Perhaps the most important fact of all is that for all the talk of Bradley balancing out the lineup, his career rates against righties (267/361/434) are not a substantial improvement over DeRosa’s (267/335/398). Bradley adds only 61 points of OPS production at the cost of approximately 1.5 million dollars (Bradley makes 7 million dollars this year, while DeRosa makes 5.5) this season. This is not even counting DeRosa’s value in actually being able to play everyday and possessing the skills to play several positions, and the below-average production of players like Reed Johnson and (formerly) Joey Gathright, who find themselves getting additional at bats when Bradley cannot play. When the overall production coming out of the Bradley, Johnson, et al. tandem is stacked against DeRosa’s numbers, the offensive difference between Bradley and DeRosa is even further reduced.
This piece is not meant to be a slam on Milton Bradley, as I think he’s a fine player. I love his skill set (power, ability to take walks, etc) and his quick temper and big mouth are always amusing. Instead, I am merely trying to point out the mistake of making major transactions based upon a small sample size (in this case, three whole games). Though the Harden trade was risky in its own right, it was made after almost 4 month of play and thus meant that Hendry had a lot of time to adequately observe and correct the problems with the team. Furthermore, Harden was a definite upgrade over anyone in the Cubs 5th starter spot. In Bradley/DeRosa instance, the upgrade is a lot less tangible and more perceived.

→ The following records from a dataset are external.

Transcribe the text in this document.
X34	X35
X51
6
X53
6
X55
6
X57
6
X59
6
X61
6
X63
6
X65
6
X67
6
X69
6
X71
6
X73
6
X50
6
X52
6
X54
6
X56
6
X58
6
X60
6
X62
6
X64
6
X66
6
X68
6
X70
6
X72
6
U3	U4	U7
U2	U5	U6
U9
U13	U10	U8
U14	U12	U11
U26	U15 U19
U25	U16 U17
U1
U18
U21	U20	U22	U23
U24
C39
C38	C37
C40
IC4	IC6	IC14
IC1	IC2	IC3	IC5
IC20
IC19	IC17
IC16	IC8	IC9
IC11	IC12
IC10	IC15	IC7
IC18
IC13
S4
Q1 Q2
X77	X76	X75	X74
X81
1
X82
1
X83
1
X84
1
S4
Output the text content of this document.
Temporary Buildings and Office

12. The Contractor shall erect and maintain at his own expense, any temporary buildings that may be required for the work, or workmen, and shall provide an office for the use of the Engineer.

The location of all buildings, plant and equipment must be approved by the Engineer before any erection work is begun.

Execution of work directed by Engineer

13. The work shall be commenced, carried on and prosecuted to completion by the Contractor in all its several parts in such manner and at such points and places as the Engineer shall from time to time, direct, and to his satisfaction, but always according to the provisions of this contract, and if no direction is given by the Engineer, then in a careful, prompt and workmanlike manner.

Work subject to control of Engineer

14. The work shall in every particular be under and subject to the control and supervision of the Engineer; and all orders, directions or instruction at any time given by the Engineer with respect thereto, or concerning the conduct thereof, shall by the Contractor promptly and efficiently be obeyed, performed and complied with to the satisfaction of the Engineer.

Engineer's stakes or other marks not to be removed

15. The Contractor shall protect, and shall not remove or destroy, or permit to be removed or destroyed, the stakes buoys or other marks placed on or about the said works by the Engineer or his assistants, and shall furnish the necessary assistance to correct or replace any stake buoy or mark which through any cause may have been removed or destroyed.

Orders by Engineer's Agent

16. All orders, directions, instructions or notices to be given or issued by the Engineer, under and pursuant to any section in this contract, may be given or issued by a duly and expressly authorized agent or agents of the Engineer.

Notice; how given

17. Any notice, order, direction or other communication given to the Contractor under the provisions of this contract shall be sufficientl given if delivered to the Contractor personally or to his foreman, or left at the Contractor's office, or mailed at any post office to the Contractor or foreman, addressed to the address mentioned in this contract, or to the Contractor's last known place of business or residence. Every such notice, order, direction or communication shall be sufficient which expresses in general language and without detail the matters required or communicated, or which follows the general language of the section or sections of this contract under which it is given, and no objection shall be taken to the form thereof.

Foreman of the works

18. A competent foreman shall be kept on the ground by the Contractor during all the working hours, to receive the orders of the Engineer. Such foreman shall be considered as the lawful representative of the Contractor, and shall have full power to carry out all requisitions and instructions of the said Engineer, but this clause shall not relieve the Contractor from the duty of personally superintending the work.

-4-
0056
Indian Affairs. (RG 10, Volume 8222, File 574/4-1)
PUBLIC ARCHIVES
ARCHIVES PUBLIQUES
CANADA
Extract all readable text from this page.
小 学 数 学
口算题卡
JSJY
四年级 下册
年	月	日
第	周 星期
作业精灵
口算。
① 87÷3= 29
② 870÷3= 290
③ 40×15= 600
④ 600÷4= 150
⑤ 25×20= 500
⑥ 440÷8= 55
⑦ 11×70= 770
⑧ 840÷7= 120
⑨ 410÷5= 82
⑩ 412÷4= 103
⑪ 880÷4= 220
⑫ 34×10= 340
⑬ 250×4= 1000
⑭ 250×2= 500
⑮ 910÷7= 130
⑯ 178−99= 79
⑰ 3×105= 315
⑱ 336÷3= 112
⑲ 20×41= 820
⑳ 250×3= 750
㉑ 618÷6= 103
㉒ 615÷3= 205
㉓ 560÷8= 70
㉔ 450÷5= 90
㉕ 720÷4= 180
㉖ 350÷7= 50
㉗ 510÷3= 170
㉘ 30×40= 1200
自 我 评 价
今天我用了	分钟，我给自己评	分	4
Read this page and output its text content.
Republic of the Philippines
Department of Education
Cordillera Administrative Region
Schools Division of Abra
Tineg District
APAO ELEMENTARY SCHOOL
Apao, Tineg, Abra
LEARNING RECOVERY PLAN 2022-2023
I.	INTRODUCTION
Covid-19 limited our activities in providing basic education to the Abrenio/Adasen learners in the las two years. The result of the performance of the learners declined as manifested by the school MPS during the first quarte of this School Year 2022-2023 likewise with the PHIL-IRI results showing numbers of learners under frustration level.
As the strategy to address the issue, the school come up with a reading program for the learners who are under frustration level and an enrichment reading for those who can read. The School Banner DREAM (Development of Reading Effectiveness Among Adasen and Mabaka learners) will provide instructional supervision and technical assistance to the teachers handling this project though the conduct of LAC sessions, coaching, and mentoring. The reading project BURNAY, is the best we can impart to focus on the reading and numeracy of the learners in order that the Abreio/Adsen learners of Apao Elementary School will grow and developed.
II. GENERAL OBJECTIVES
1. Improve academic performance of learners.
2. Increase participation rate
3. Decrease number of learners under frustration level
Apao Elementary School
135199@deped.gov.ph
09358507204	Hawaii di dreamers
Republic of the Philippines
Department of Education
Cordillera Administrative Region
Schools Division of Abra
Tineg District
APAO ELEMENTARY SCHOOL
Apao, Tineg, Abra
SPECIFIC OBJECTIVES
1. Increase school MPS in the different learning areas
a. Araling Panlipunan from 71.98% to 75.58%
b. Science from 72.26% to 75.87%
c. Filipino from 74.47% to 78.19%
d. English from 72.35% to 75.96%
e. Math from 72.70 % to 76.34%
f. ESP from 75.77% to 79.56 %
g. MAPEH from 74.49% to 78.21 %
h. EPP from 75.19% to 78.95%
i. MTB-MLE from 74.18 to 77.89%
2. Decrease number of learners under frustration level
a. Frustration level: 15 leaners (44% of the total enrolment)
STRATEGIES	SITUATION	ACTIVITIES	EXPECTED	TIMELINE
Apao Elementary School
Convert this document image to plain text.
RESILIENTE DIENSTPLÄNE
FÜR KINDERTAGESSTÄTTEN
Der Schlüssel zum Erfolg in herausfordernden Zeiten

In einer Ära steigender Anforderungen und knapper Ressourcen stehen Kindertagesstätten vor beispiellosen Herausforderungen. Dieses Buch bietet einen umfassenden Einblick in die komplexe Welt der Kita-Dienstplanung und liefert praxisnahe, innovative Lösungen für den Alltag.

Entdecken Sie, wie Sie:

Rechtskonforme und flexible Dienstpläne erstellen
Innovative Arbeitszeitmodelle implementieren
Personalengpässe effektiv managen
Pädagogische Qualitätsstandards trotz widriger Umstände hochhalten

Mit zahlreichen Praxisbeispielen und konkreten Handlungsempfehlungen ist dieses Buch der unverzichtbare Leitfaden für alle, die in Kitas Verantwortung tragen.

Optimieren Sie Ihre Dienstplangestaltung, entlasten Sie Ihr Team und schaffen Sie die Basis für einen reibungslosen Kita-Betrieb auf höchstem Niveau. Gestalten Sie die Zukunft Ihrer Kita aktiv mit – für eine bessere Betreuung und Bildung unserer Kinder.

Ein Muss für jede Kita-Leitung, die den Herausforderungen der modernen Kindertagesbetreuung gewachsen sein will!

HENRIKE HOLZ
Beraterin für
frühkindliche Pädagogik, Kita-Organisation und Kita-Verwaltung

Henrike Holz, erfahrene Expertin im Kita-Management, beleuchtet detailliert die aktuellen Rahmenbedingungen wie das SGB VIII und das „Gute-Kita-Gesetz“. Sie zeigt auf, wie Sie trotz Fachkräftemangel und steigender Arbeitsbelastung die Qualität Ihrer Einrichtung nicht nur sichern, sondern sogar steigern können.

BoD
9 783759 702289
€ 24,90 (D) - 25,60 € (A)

This move by Hendry may end up being even more costly than I initially thought, as DeRosa is putting up solid (if unspectacular numbers), Bradley is struggling with production and injuries, and the Cubs are finding themselves in dire need of DeRosa’s positional flexibility with the injuries and illnesses to starters like Lee and Ramirez. What was supposed to be an improvement to the Cubs lineup may actually end up costing them a chance to repeat as NL Central Champs.